A Chinese Navy ship tailed a Philippine government vessel in the disputed West Philippine Sea on Thursday, GMA News and several eyewitness reporters said.

The rare encounter with China’s “gray” or military ship took place six nautical miles southwest of Pag-asa Island, an area well within the 200-nautical mile exclusive economic zone of the Philippines.

Journalists from several media organizations witnessed the incident while on board BRP Francisco Dagohoy, a multi-mission vessel of the Bureau of Fisheries and Aquatic Resources.

The Dagohoy was just two hours into its journey from Pag-asa Island to Puerto Princesa, Palawan after completing an aid mission when it encountered the Chinese ship.

An official Department of Agriculture-BFAR statement said the Dagohoy carried P4.95 million worth of fishing and post-harvest equipment to fisherfolk groups in Pag-Asa Island.
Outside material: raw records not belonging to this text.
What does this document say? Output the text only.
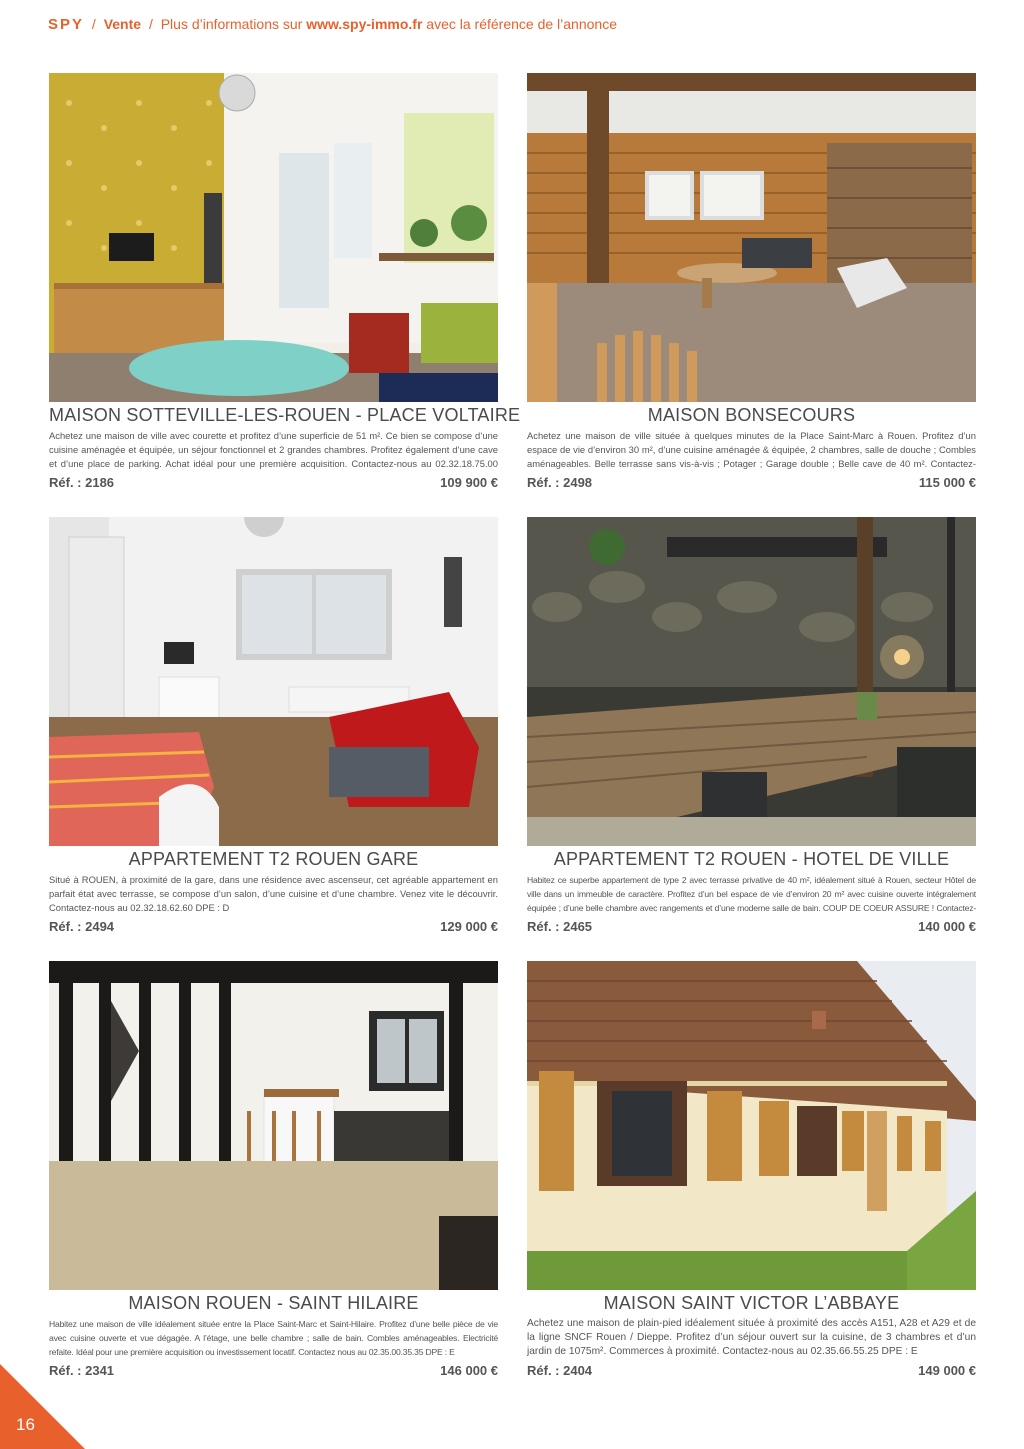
SPY / Vente / Plus d’informations sur www.spy-immo.fr avec la référence de l’annonce
MAISON SOTTEVILLE-LES-ROUEN - PLACE VOLTAIRE
Achetez une maison de ville avec courette et profitez d’une superficie de 51 m². Ce bien se compose d’une cuisine aménagée et équipée, un séjour fonctionnel et 2 grandes chambres. Profitez également d’une cave et d’une place de parking. Achat idéal pour une première acquisition. Contactez-nous au 02.32.18.75.00
Réf. : 2186	109 900 €
MAISON BONSECOURS
Achetez une maison de ville située à quelques minutes de la Place Saint-Marc à Rouen. Profitez d’un espace de vie d’environ 30 m², d’une cuisine aménagée & équipée, 2 chambres, salle de douche ; Combles aménageables. Belle terrasse sans vis-à-vis ; Potager ; Garage double ; Belle cave de 40 m². Contactez-
Réf. : 2498	115 000 €
APPARTEMENT T2 ROUEN GARE
Situé à ROUEN, à proximité de la gare, dans une résidence avec ascenseur, cet agréable appartement en parfait état avec terrasse, se compose d’un salon, d’une cuisine et d’une chambre. Venez vite le découvrir. Contactez-nous au 02.32.18.62.60 DPE : D
Réf. : 2494	129 000 €
APPARTEMENT T2 ROUEN - HOTEL DE VILLE
Habitez ce superbe appartement de type 2 avec terrasse privative de 40 m², idéalement situé à Rouen, secteur Hôtel de ville dans un immeuble de caractère. Profitez d’un bel espace de vie d’environ 20 m² avec cuisine ouverte intégralement équipée ; d’une belle chambre avec rangements et d’une moderne salle de bain. COUP DE COEUR ASSURE ! Contactez-
Réf. : 2465	140 000 €
MAISON ROUEN - SAINT HILAIRE
Habitez une maison de ville idéalement située entre la Place Saint-Marc et Saint-Hilaire. Profitez d’une belle pièce de vie avec cuisine ouverte et vue dégagée. A l’étage, une belle chambre ; salle de bain. Combles aménageables. Electricité refaite. Idéal pour une première acquisition ou investissement locatif. Contactez nous au 02.35.00.35.35 DPE : E
Réf. : 2341	146 000 €
MAISON SAINT VICTOR L’ABBAYE
Achetez une maison de plain-pied idéalement située à proximité des accès A151, A28 et A29 et de la ligne SNCF Rouen / Dieppe. Profitez d’un séjour ouvert sur la cuisine, de 3 chambres et d’un jardin de 1075m². Commerces à proximité. Contactez-nous au 02.35.66.55.25 DPE : E
Réf. : 2404	149 000 €
16
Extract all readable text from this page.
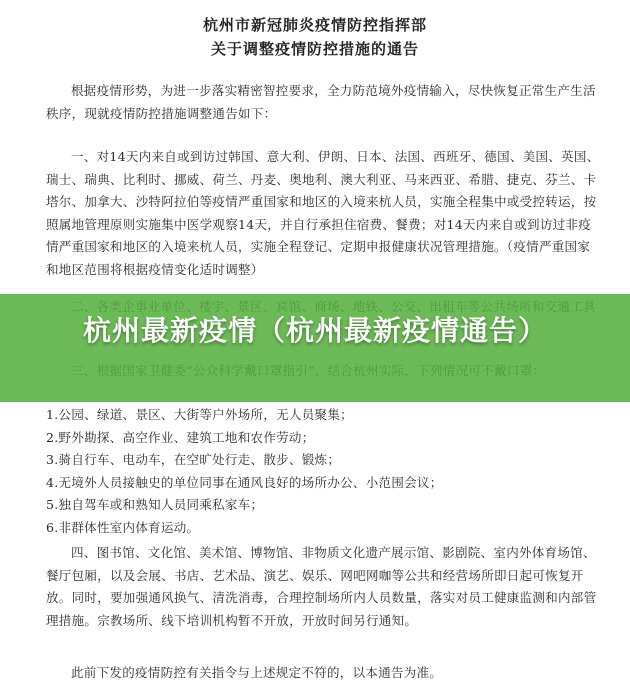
杭州市新冠肺炎疫情防控指挥部
关于调整疫情防控措施的通告

根据疫情形势，为进一步落实精密智控要求，全力防范境外疫情输入，尽快恢复正常生产生活秩序，现就疫情防控措施调整通告如下：

一、对14天内来自或到访过韩国、意大利、伊朗、日本、法国、西班牙、德国、美国、英国、瑞士、瑞典、比利时、挪威、荷兰、丹麦、奥地利、澳大利亚、马来西亚、希腊、捷克、芬兰、卡塔尔、加拿大、沙特阿拉伯等疫情严重国家和地区的入境来杭人员，实施全程集中或受控转运，按照属地管理原则实施集中医学观察14天，并自行承担住宿费、餐费；对14天内来自或到访过非疫情严重国家和地区的入境来杭人员，实施全程登记、定期申报健康状况管理措施。（疫情严重国家和地区范围将根据疫情变化适时调整）

1.公园、绿道、景区、大街等户外场所，无人员聚集；
2.野外勘探、高空作业、建筑工地和农作劳动；
3.骑自行车、电动车，在空旷处行走、散步、锻炼；
4.无境外人员接触史的单位同事在通风良好的场所办公、小范围会议；
5.独自驾车或和熟知人员同乘私家车；
6.非群体性室内体育运动。

四、图书馆、文化馆、美术馆、博物馆、非物质文化遗产展示馆、影剧院、室内外体育场馆、餐厅包厢，以及会展、书店、艺术品、演艺、娱乐、网吧网咖等公共和经营场所即日起可恢复开放。同时，要加强通风换气、清洗消毒，合理控制场所内人员数量，落实对员工健康监测和内部管理措施。宗教场所、线下培训机构暂不开放，开放时间另行通知。

此前下发的疫情防控有关指令与上述规定不符的，以本通告为准。

杭州最新疫情（杭州最新疫情通告）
Amid rough sea conditions and gloomy skies, a speeding gray ship flying China’s flag with bow number 549 appeared on the horizon.

It caught the crew of the Dagohoy by surprise, as the Chinese ship’s Automatic Identification System was turned off while making its approach from the rear.

The navy vessel revved up its powerful engines and started making a beeline for the much slower BRP ship, GMA News reported. The Chinese ship barreled through the waves with ease, tailing the Philippine ship from a distance of approximately one nautical mile.

The navy ship then maneuvered to the right and shadowed the civilian vessel while still maintaining a safe sailing distance.

People on board BRP Francisco Dagohoy watched and observed alertly, GMA News said. Nothing else happened — not even a radio challenge was heard from the Chinese Navy ship.

The commanding officer of BRP Francisco Dagohoy downplayed the close encounter with the Chinese gray ship.

“It did not do any aggressive maneuver,” Lieutenant Commander Mark Adrias said.

The Dagohoy proceeded with its voyage as planned, reaching Puerto Princesa on Friday afternoon.

China has been flexing its military supremacy in the contested waters of the West Philippine Sea, ignoring a United Nations ruling that rejected its territorial claims.